Pretty much every single night of my formative years was spent in the warm glow of the family computer talking to strangers 3000 miles away about Alkaline Trio and cybering with paedophiles. I treated the internet the way I imagine people without anxiety disorders treat parties – a room full of potential new friends to talk to without inhibition. Equal parts frivolous and exciting. Not a day goes by where I don’t miss it deeply. This approach to socialising online never really left me, though, and as a result I follow way too many fuckers on Instagram. Among my actual friends there are: former colleagues; people I haven’t seen since year 10; Tinder matches from various trips to America; a guy I slept with a few times who keeps a hatchet under his pillow for “self defence”; my haters. Great bunch of lads, great content. But they exist in the farthest flung galaxies of my life. These are people I enjoy sharing my interests and heavily curated personality with but don’t necessarily need to see me rat-arsed at 7PM on a Tuesday doing DJ Sammy on karaoke. Enter: “Close Friends”.
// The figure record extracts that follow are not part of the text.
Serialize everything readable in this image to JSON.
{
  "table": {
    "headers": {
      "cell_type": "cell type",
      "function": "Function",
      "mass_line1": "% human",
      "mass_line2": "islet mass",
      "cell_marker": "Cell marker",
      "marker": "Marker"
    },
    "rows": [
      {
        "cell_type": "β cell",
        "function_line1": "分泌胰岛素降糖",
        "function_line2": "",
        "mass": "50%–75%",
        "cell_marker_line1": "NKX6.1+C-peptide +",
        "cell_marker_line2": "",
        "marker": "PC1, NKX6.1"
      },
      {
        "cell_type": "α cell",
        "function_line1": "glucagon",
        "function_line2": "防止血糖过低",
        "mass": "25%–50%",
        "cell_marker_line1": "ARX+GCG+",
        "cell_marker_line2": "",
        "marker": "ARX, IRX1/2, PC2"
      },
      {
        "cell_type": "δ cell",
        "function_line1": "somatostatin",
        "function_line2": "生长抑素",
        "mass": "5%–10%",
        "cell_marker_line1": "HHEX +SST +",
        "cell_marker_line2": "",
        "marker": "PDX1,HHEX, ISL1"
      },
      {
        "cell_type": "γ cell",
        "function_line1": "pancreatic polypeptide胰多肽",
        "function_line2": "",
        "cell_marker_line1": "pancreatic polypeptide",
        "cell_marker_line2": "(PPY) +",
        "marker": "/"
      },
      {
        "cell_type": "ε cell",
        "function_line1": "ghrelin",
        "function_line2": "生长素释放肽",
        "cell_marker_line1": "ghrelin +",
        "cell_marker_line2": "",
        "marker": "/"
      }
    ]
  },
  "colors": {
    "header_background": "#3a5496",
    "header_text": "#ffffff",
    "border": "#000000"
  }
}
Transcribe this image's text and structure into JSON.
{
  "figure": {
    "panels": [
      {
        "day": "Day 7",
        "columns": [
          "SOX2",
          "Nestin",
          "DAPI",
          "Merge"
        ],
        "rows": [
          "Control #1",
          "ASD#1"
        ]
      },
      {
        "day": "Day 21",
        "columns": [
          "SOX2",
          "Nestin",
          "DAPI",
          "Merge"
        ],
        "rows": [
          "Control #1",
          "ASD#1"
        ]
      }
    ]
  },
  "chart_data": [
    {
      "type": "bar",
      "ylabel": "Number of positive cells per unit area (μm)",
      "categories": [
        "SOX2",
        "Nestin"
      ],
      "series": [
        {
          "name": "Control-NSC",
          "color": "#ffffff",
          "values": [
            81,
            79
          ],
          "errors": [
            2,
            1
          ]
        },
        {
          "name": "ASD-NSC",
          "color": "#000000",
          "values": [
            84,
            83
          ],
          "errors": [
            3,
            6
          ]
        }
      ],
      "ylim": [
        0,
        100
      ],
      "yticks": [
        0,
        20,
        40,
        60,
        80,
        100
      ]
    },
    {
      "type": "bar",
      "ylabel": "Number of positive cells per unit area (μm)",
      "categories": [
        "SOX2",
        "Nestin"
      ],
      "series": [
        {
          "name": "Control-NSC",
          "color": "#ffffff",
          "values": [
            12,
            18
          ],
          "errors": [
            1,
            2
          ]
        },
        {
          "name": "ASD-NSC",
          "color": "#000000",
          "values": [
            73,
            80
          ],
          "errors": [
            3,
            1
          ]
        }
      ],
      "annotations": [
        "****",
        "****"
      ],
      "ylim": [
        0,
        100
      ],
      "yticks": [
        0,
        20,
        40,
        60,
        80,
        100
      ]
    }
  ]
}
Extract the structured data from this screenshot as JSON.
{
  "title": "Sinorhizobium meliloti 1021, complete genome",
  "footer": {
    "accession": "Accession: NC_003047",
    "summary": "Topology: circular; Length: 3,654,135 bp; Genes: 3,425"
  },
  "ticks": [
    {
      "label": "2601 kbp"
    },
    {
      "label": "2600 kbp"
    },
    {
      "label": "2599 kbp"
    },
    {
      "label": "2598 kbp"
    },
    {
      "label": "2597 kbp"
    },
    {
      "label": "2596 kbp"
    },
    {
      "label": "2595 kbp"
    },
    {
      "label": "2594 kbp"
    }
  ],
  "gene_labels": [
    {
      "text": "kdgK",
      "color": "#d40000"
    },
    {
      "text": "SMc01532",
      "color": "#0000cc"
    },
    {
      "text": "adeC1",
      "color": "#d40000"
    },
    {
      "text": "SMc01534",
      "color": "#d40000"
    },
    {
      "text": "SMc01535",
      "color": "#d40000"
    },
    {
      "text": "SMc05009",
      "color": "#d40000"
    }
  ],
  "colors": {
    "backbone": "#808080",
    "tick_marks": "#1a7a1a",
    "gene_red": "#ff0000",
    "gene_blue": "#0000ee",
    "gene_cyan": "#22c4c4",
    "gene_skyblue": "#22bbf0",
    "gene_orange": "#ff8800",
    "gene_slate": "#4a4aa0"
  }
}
As a function, “Close Friends” couldn’t be less reflective of its name. As soon as anyone realises they’ve made it into someone’s group they reply with an enthusiastic “omg blessed” but really it’s just another trick to make you feel like you have any control over the internet at all. My own CF debut was a video of some crystals fired off to a list of people I selected based purely on vibe. It’s still a nonsensically disparate group – lifelong friends rubbing shoulders with my ex’s ex – but the common denominator is that they can be trusted to understand the inner workings of my life, not shame me with “y are you eating a jacket potato in bed” and six ROFL emojis.

That said, this update has come with a redesign which has dangerously placed the "publish" button where "save" used to be. So my highest hope for the CF function is that I become so accustomed to using it that I only accidentally send a sext of my tits to 50 people instead of 900.